Her tone was near-on gentle when she said, “Oh, Aramus, that is both beautiful and sad.” And when he made no reply, for she was right, he heard her heavy sigh before she queried, “How do we find compromise, my husband?”

“You have a guard everywhere you go, until I say this no longer needs to be so,” he answered instantly. “You allow a servant to taste your food and drink—”

“Aramus—”

He didn’t allow her to cut in.

“I’m telling you how it will be for you to have what you wish, my queen. This is not a negotiation.”

She again went silent.

“A servant tastes your food and drink and you don’t put it to your lips unless one of my men says you can. You can spend time with the women. In this palace. Not in the city. Petals and coins are all well and good, but not every citizen of Firenze was on that street, Ha-Lah. It could be not conniving, but simply something someone says that would cause you upset, or a look they’d give that would be distressing, and I won’t have that either.”

“I don’t know their language,” she reminded him.

“As you’ve noted, many of them speak Valerian,” he returned. “And all of Wodell, Airen and Nadirii have long since adopted that tongue.”

She made no reply.

“We will talk,” he continued. “You will share how you perceive these women. I will do the same. If we feel we’ve come to trust them, your guard will not need to be that close. But you are queen, Ha-Lah, you will always have one.”

“All right,” she agreed.

“All right about your guard, or all of it?” he asked.

“All of it, if I can leave these rooms, meet people, learn about them, see more of this land, even if it’s simply the chambers of the palace of their king.
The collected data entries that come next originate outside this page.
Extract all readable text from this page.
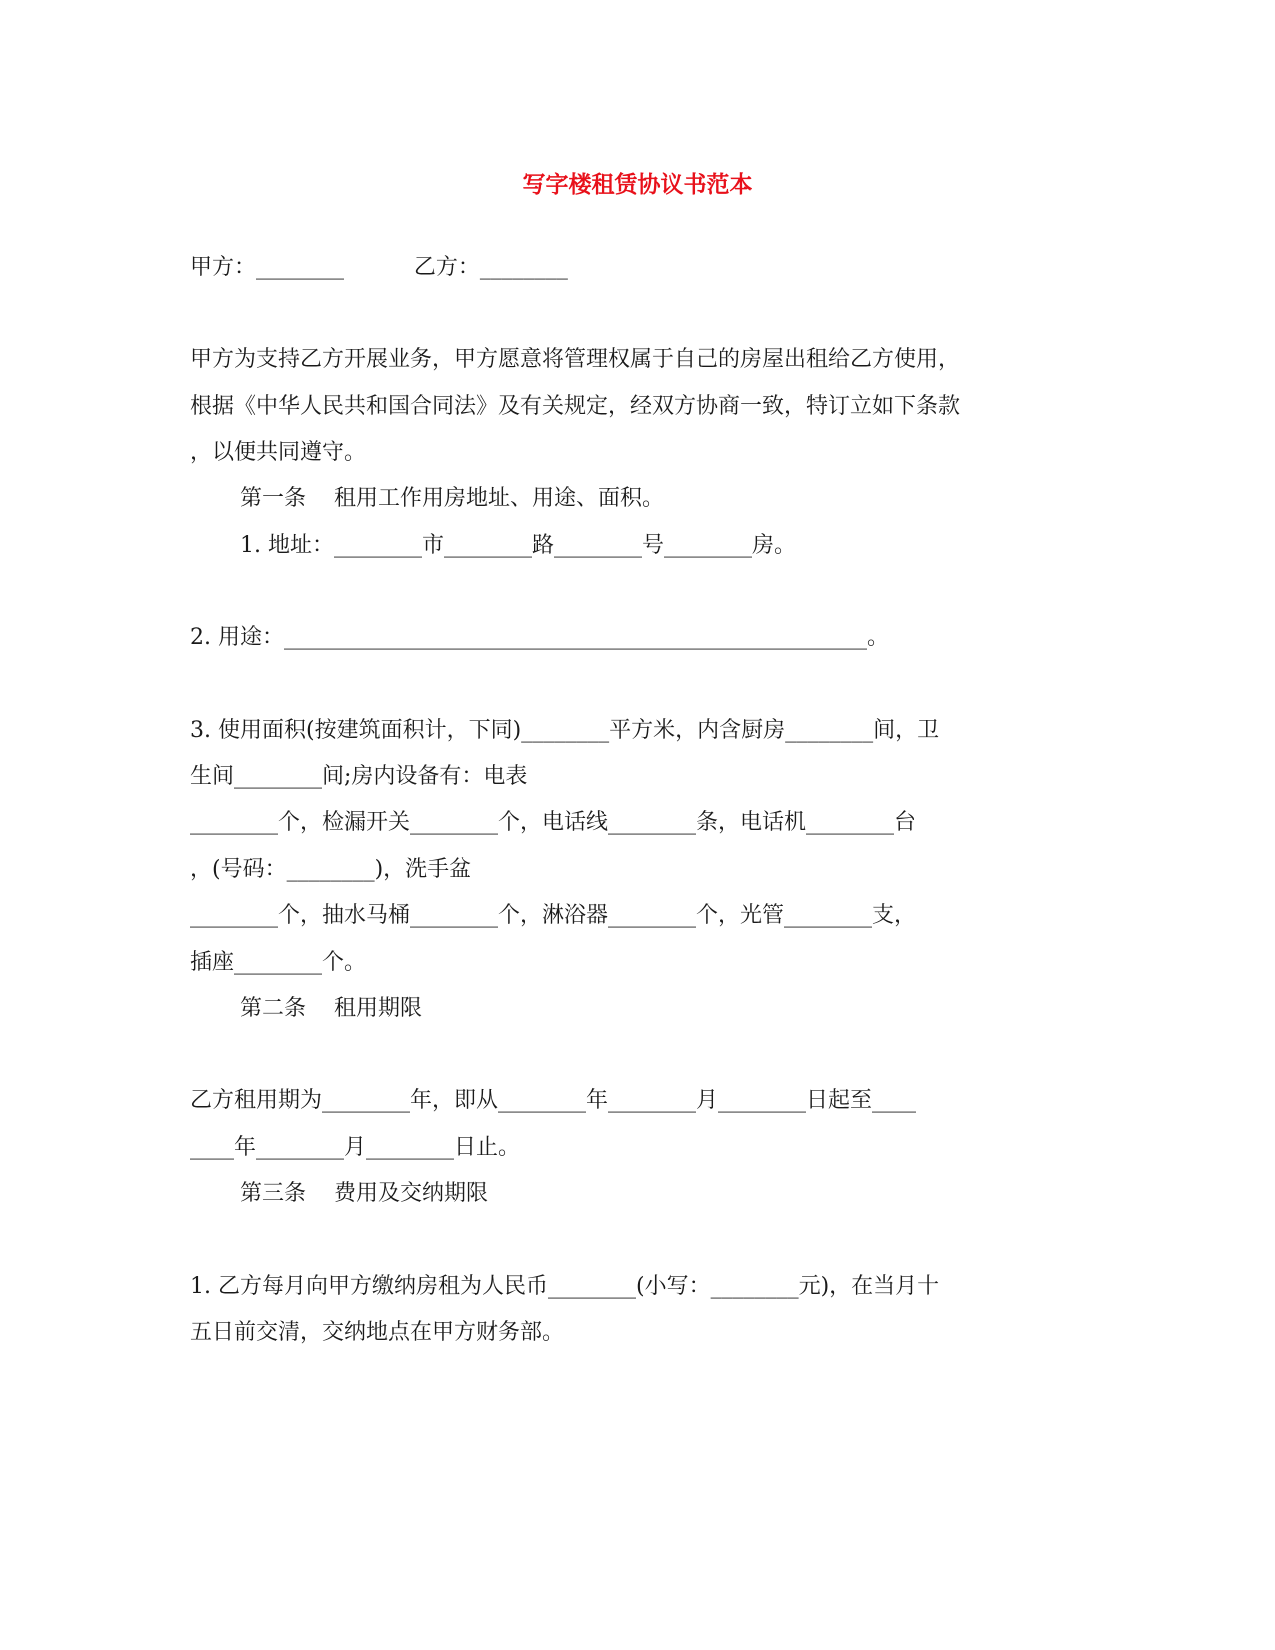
写字楼租赁协议书范本

甲方：________          乙方：________

甲方为支持乙方开展业务，甲方愿意将管理权属于自己的房屋出租给乙方使用，

根据《中华人民共和国合同法》及有关规定，经双方协商一致，特订立如下条款

，以便共同遵守。

第一条    租用工作用房地址、用途、面积。

1. 地址：________市________路________号________房。

2. 用途：_____________________________________________________。

3. 使用面积(按建筑面积计，下同)________平方米，内含厨房________间，卫

生间________间;房内设备有：电表

________个，检漏开关________个，电话线________条，电话机________台

，(号码：________)，洗手盆

________个，抽水马桶________个，淋浴器________个，光管________支，

插座________个。

第二条    租用期限

乙方租用期为________年，即从________年________月________日起至____

____年________月________日止。

第三条    费用及交纳期限

1. 乙方每月向甲方缴纳房租为人民币________(小写：________元)，在当月十

五日前交清，交纳地点在甲方财务部。
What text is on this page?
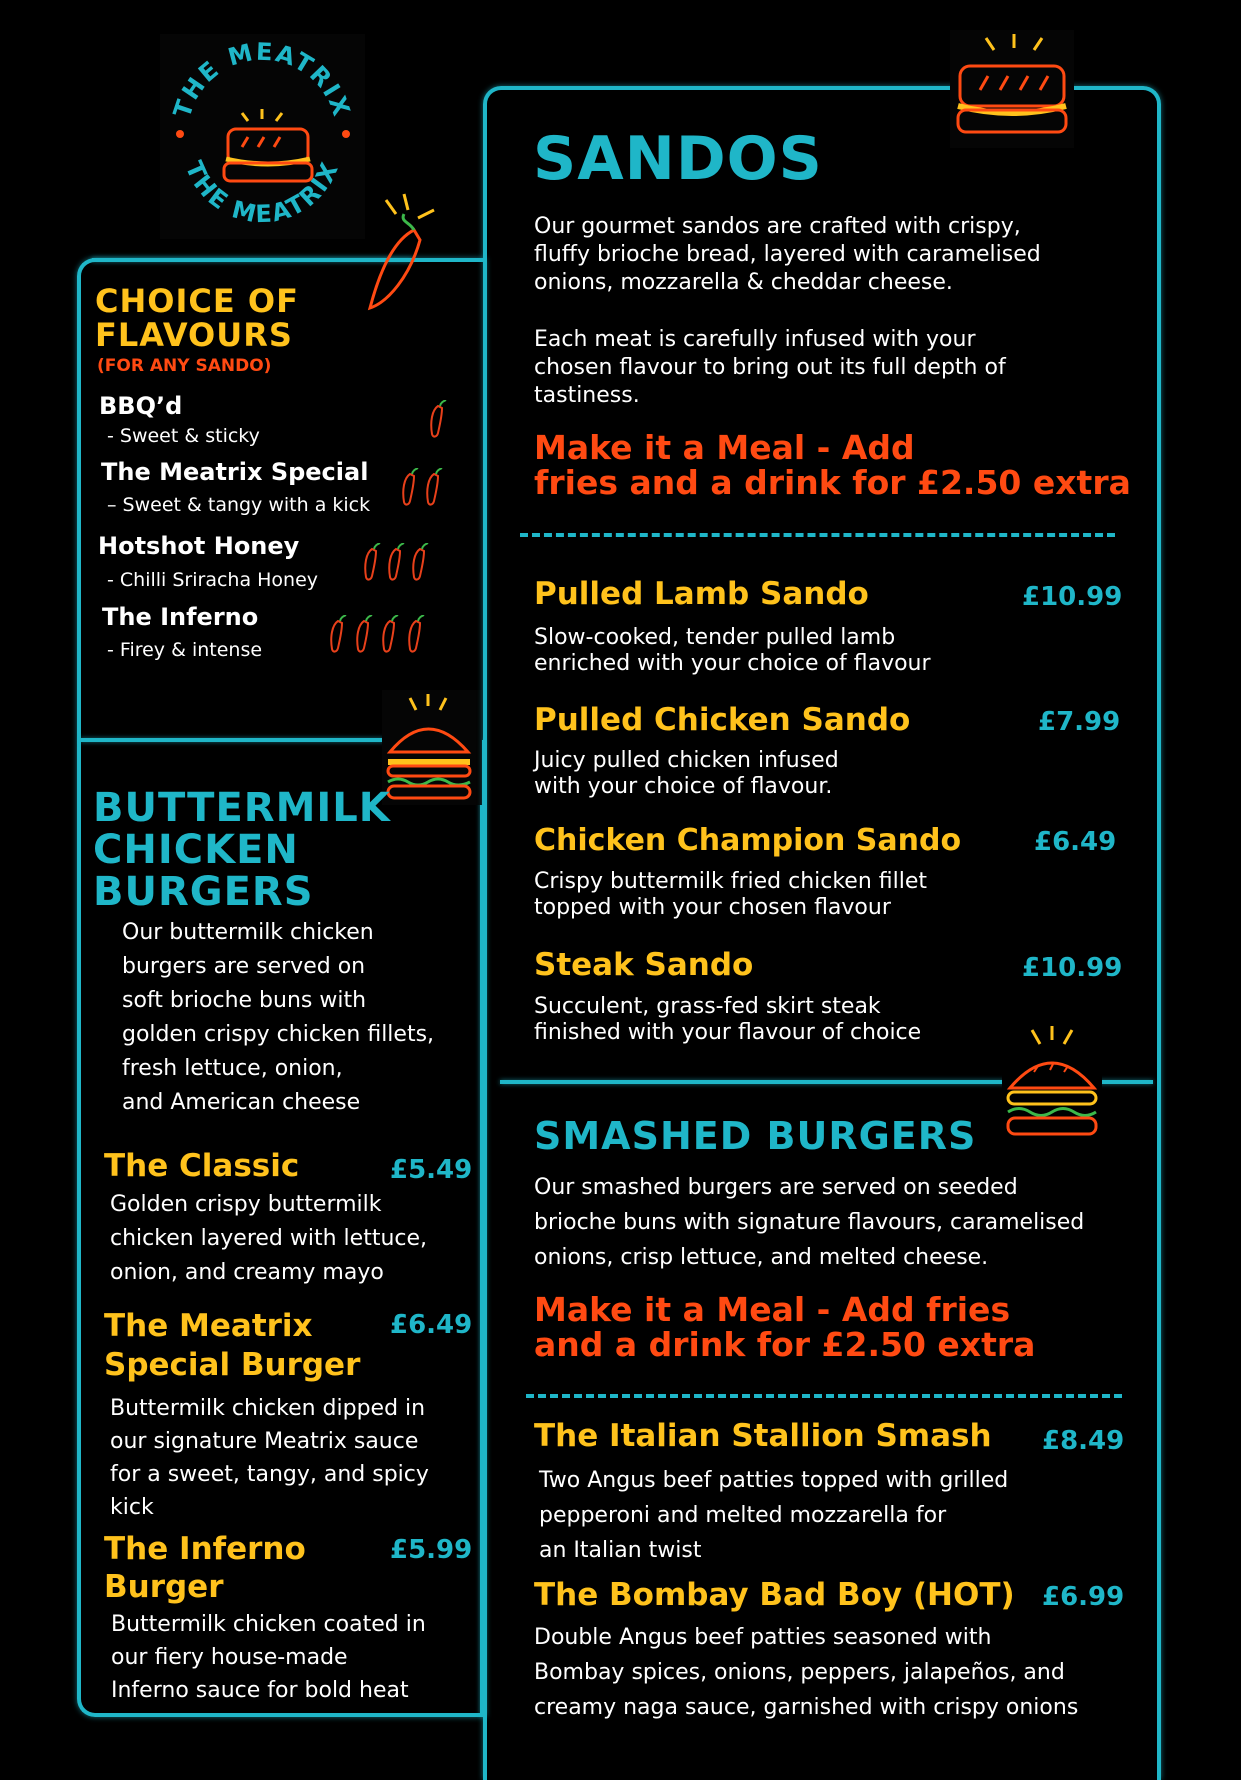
THE MEATRIX
THE MEATRIX
CHOICE OF
FLAVOURS
(FOR ANY SANDO)
BBQ’d
- Sweet & sticky
The Meatrix Special
– Sweet & tangy with a kick
Hotshot Honey
- Chilli Sriracha Honey
The Inferno
- Firey & intense
BUTTERMILK
CHICKEN
BURGERS
Our buttermilk chicken
burgers are served on
soft brioche buns with
golden crispy chicken fillets,
fresh lettuce, onion,
and American cheese
The Classic	£5.49
Golden crispy buttermilk
chicken layered with lettuce,
onion, and creamy mayo
The Meatrix
Special Burger
£6.49
Buttermilk chicken dipped in
our signature Meatrix sauce
for a sweet, tangy, and spicy
kick
The Inferno
Burger
£5.99
Buttermilk chicken coated in
our fiery house-made
Inferno sauce for bold heat
SANDOS
Our gourmet sandos are crafted with crispy,
fluffy brioche bread, layered with caramelised
onions, mozzarella & cheddar cheese.
Each meat is carefully infused with your
chosen flavour to bring out its full depth of
tastiness.
Make it a Meal - Add
fries and a drink for £2.50 extra
Pulled Lamb Sando	£10.99
Slow-cooked, tender pulled lamb
enriched with your choice of flavour
Pulled Chicken Sando	£7.99
Juicy pulled chicken infused
with your choice of flavour.
Chicken Champion Sando	£6.49
Crispy buttermilk fried chicken fillet
topped with your chosen flavour
Steak Sando	£10.99
Succulent, grass-fed skirt steak
finished with your flavour of choice
SMASHED BURGERS
Our smashed burgers are served on seeded
brioche buns with signature flavours, caramelised
onions, crisp lettuce, and melted cheese.
Make it a Meal - Add fries
and a drink for £2.50 extra
The Italian Stallion Smash £8.49
Two Angus beef patties topped with grilled
pepperoni and melted mozzarella for
an Italian twist
The Bombay Bad Boy (HOT) £6.99
Double Angus beef patties seasoned with
Bombay spices, onions, peppers, jalapeños, and
creamy naga sauce, garnished with crispy onions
Yes. I will agree. To all of it.”

Aramus smiled and through it said, “Are you an adventurer, my Ha-Lah?”

“I don’t know. I’ve never had the opportunity. But the little I’ve had, I know I like.”

She had not had the opportunity.

Something else he now knew about his wife.

“Then we will see about making you safe so you can widen your adventures, wife,” he decided.

“This would be appreciated, husband.”

They both fell silent and Aramus determined that the next night when they were abed, he would not be sharing.

He’d be asking things about her.

In the dark of their room, as quiet fell over them, the entirety of the night and the rum and their agreement settled in and Aramus felt his eyelids getting heavy.